Mientras el muro de escudos resistía el ataque frontal, Widukind se había unido al galope de los westfalios, entrando en la tormentosa cabalgata que los damalingios y wigaldingios habían convocado en honor de las valquirias, desde el noroeste.
Los caballos habían atacado masivamente el flanco carolingio, rompiendo el ideal de Carlomagno. Así, las divisiones segunda y tercera del ejército, que habían permanecido en espera con objeto de reforzar la ofensiva de la primera y así quebrar el muro de escudos y causar la matanza del grueso del contingente sajón, se habían visto obligadas a maniobrar hacia el noroeste y sureste respectivamente, para sofocar el ataque de las caballerías westfalia y ostfalia. Este hecho evitaría a las tropas francas lo que precisamente deseaban haber causado a su enemigo sajón: el desmantelamiento de las líneas de infantería e incluso su posterior aniquilación, a cambio de una pérdida en el control de la batalla.
De cualquier modo, la caballería pagana era demasiado grande, mucho más numerosa de lo esperado. El ejército empezaba a estar aislado ante las tropas de reserva de Carlomagno. Tanto Carnant como Hartunc habían galopado hacia las filas para procurar que las órdenes de Carlomagno se llevasen a cabo. Los pendones francos se movían a lo lejos.
Widukind escuchó el latido de sus corazones. El principio y el fin de todas las cosas se extendía ante sus ojos. No importaba lo rápido que se moviese su caballo, como tampoco sus enemigos… Todo era extrañamente lento. Él se movía en una pesadilla. El rugido de las trompas trepó a sus oídos, un tañido largo y desafinado. Iba a empuñar su espada cuando el caballo empezó caer de rodillas en la roja hierba, alcanzado por algún arma arrojadiza. En medio de la confusión, sintió el peso de la bestia rodar sobre su propio cuerpo, y le pareció oír el gemido de sus entrañas y hasta las palabras de un lenguaje de muertos que palpitaban en el pecho del animal.
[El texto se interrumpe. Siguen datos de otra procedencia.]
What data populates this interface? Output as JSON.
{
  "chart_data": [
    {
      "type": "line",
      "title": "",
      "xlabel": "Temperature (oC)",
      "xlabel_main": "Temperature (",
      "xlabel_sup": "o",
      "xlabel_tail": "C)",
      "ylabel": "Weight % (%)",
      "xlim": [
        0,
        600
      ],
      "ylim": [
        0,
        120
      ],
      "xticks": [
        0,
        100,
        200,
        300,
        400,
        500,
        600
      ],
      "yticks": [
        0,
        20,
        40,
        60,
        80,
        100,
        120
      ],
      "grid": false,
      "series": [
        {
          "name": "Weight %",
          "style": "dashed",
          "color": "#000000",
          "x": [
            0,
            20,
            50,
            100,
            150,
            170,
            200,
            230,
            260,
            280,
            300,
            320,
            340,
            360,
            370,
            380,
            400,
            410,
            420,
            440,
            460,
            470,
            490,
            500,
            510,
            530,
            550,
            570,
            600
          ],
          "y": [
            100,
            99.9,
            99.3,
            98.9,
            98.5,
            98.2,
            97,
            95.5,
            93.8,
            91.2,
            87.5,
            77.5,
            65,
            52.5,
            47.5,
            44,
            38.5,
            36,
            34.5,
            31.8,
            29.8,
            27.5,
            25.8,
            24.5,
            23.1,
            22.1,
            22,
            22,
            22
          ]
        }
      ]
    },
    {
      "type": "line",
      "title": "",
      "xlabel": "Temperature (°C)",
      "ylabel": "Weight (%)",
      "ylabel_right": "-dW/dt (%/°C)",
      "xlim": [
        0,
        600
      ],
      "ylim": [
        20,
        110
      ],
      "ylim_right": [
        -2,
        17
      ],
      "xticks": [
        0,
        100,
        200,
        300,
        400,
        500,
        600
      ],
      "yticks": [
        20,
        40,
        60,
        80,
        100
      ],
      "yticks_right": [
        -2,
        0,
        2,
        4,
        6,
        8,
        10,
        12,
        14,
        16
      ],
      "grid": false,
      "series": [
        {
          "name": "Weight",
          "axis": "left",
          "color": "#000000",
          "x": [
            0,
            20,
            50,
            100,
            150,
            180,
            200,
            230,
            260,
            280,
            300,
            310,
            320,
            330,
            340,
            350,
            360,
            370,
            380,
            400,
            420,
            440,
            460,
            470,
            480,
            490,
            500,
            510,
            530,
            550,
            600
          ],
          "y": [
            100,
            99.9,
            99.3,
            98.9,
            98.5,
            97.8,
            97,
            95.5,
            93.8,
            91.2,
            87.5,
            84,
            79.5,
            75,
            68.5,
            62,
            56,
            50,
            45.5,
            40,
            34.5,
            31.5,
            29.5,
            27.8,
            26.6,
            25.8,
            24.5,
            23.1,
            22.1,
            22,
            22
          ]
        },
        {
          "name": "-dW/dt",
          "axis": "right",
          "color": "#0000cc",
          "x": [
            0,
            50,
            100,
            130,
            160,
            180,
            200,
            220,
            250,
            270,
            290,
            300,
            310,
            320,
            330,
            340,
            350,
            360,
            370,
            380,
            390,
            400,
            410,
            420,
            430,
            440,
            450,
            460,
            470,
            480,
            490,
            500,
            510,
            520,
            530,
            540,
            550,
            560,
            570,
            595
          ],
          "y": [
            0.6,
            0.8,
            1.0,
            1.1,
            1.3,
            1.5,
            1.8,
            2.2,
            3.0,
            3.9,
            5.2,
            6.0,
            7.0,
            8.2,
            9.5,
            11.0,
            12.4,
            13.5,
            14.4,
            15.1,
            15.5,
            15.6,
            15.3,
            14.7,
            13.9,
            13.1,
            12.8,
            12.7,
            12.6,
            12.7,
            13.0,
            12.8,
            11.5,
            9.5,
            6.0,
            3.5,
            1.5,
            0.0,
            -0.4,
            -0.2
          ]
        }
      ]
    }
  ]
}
Después, la tierra saltó hacia el cielo como vapor, arañada por las pezuñas, con un trazo de carbón sobre sus ojos, un trazo del que surgieron rostros de sombra en los que aparecían gestos abominables. Al volverse, entre las olas de un mar de hierba, un hacha carolingia brilló y pudo leer las filigranas grabadas en su hoja, tan lento le parecía el movimiento de los objetos en aquel mundo. Había una cruz grabada en ella, y el signo centelleó cegador al encontrarse con la mirada del ojo del sol. Una hoja descendía ahora en busca de su cabeza. Se trazó como una línea flamígera y empezó a bajar empuñada por un cuerpo que la impulsaba con todo su peso.
En ese preciso instante, el movimiento del caballo, acompañado de un relincho terrible, continuó desplazándose para interponerse a la caída del hacha. Widukind retrocedía al tiempo que la bestia aparecía invadiendo su visión. Vio el ojo de su caballo, los ollares embravecidos, el vapor que rezumaba su cuerpo entero, y sintió, detrás de aquella mirada de terror, de aquel gran ojo en el que se reflejaba nuevamente un mundo de violencia, cómo el segur entraba en el cuello de la montura, extendiendo un temblor de muerte en la potente musculatura del animal. Pero era tal la fuerza de la bestia que, aun habiendo sido hacheada, logró alzarse toda ella como un fragmento de la noche que se interponía a la rojez ubicua de aquel día mortífero.
Widukind se volvía entonces y divisó de nuevo la cruz: esta vez la filigrana ardía en la hoja de un hacha carolingia que yacía en la hierba. Sencilla, de largo mango y larga hoja. Extendió los dedos y con solo pensarlo ya tenía el arma en la mano. Casi en un único movimiento, como si imitase la terrible inercia de su montura al caer, logró alzarse de nuevo empuñando el arma. Al hacerlo, su corcel descendió con el cabello terso ya abotonado en el brillo de su propia sangre, que brotaba como una fuente roja.